Sigam as histórias, em memória de todos os que lá viveram e deram identidade a uma Arrentela já desaparecida.

 

 

1 – Como o ti Porfírio ensinou a Arlindo da Estância a comer

 

O ti Porfírio era um velho carpinteiro de imensas manhas, que “carpintava” pouco e que em tempos, fora empregado no meu Avô José Pedro, fazendo depois ganchos na sua profissão ali para o Seixal, portanto sem ordenado certo, ocupando os seus tempos para sobreviver.

Tinha uma bicicleta muito velha com volante à corredor e com a particularidade de não ter luzes nem campainha. Assim, quando vinha pela estrada o seu estridente assobio era logo ouvido para o pessoal se afastar.

Passava muitas vezes frente à Estância de Madeiras e Drogaria que eram do meu Avô, para ir almoçar a casa ou outras tarefas, que para aqui não contam.

A minha Avó da Estância tinha na época o seu filho mais novo, o Arlindo em idade de criança e que, como quase todos os miúdos nestas idades, não comia bem.

Pacientemente a minha Avó vinha de prato de sopa na mão para a rua, sentavam-se em cima do muro, que fazia a separação entre a estrada e a maré e lá ia convencendo o Arlindo, de fraco apetite.

Entretanto terá chegado um cliente para atender e a minha Avó disse ao Arlindo para não sair dali que ela voltava logo a seguir.

Nisto passa o ti Porfírio que perguntou ao Arlindo o que fazia ele ali. Que estava para comer, mas não tinha fome, ao que o velho sabido, perguntou se ele queria aprender a comer, que o ti Porfírio o ensinava.

Consentida a situação o ti Porfírio comeu a sopa toda ao miúdo e pirou-se.

Veio a minha Avó e ficou surpresa quando o Arlindo lhe disse que já sabia como se comia, pois, o ti Porfírio o ensinara, comendo a sopa toda.

Escusado será dizer que o ti Porfírio evitava a Maria da Estância e sempre que podia, ia por outros caminhos, apesar das esperas que ela lhe fez.

 

 

2 – Composição da Banda da Arrentela

 

Falar da Sociedade será citar a sua Banda de Música como elemento mais valioso e razão primeira da sua existência. O período áureo da banda da Arrentela terá sido nas regências dos maestros Carlos Soares de Oliveira e António Gonçalves, pessoas assíduas nos almoços em casa do meu Avô em dias de festa.

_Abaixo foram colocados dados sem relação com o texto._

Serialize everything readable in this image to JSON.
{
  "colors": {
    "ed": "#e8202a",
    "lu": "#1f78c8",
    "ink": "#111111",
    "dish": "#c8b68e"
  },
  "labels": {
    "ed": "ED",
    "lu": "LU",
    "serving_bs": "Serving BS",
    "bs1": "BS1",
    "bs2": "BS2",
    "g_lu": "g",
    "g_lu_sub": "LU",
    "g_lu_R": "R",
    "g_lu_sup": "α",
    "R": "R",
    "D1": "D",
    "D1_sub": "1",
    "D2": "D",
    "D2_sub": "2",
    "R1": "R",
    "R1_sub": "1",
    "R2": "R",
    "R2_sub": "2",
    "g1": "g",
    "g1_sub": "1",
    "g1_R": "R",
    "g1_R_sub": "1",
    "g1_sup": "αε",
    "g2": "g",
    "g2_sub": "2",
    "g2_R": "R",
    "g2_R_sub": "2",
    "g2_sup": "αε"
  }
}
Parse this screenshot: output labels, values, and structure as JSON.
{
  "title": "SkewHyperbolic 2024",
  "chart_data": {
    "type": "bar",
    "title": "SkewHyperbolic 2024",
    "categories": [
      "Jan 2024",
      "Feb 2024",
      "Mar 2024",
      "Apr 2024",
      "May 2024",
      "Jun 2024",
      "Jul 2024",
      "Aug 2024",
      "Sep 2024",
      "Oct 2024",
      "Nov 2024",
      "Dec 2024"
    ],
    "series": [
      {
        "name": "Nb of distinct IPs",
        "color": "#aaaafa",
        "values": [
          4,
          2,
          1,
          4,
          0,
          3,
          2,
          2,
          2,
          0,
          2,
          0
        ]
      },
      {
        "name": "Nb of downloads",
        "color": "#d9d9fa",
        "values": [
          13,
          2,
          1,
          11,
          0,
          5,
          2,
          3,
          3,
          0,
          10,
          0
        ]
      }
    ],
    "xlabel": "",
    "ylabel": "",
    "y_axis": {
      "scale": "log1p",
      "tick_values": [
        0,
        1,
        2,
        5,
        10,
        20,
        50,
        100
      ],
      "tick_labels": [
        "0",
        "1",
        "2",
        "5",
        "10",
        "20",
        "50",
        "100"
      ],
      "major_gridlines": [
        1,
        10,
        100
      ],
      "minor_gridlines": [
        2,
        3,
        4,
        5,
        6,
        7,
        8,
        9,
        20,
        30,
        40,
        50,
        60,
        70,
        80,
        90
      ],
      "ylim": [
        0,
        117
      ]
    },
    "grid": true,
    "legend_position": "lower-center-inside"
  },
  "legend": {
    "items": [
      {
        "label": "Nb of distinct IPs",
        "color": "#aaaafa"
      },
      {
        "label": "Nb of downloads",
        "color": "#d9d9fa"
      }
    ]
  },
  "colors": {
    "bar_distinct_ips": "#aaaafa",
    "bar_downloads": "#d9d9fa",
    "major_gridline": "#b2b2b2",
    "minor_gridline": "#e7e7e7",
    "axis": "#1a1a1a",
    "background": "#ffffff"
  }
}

Seguramente que irei cometer alguma injustiça no esquecimento dos elementos que, de forma continuada, tocaram na Banda.

Assim e por naipes tínhamos:

Clarinetes: Henrique Almeida, Vítor Carvalho, Manuel Lopes, Joaquim Miranda, Sérgio Miranda e Zé da Mariana

Saxofones: António Fuinha, Alexandre Campos, João Chucha, Galaor e João da Amália.

Trompetes: António Diabo, Paulo David, José Afonso, António Milheiro, Joaquim Crispim e Joaquim de Sesimbra.

Trombones: José António Aleixo, João Bandeira e Tomás da Mata.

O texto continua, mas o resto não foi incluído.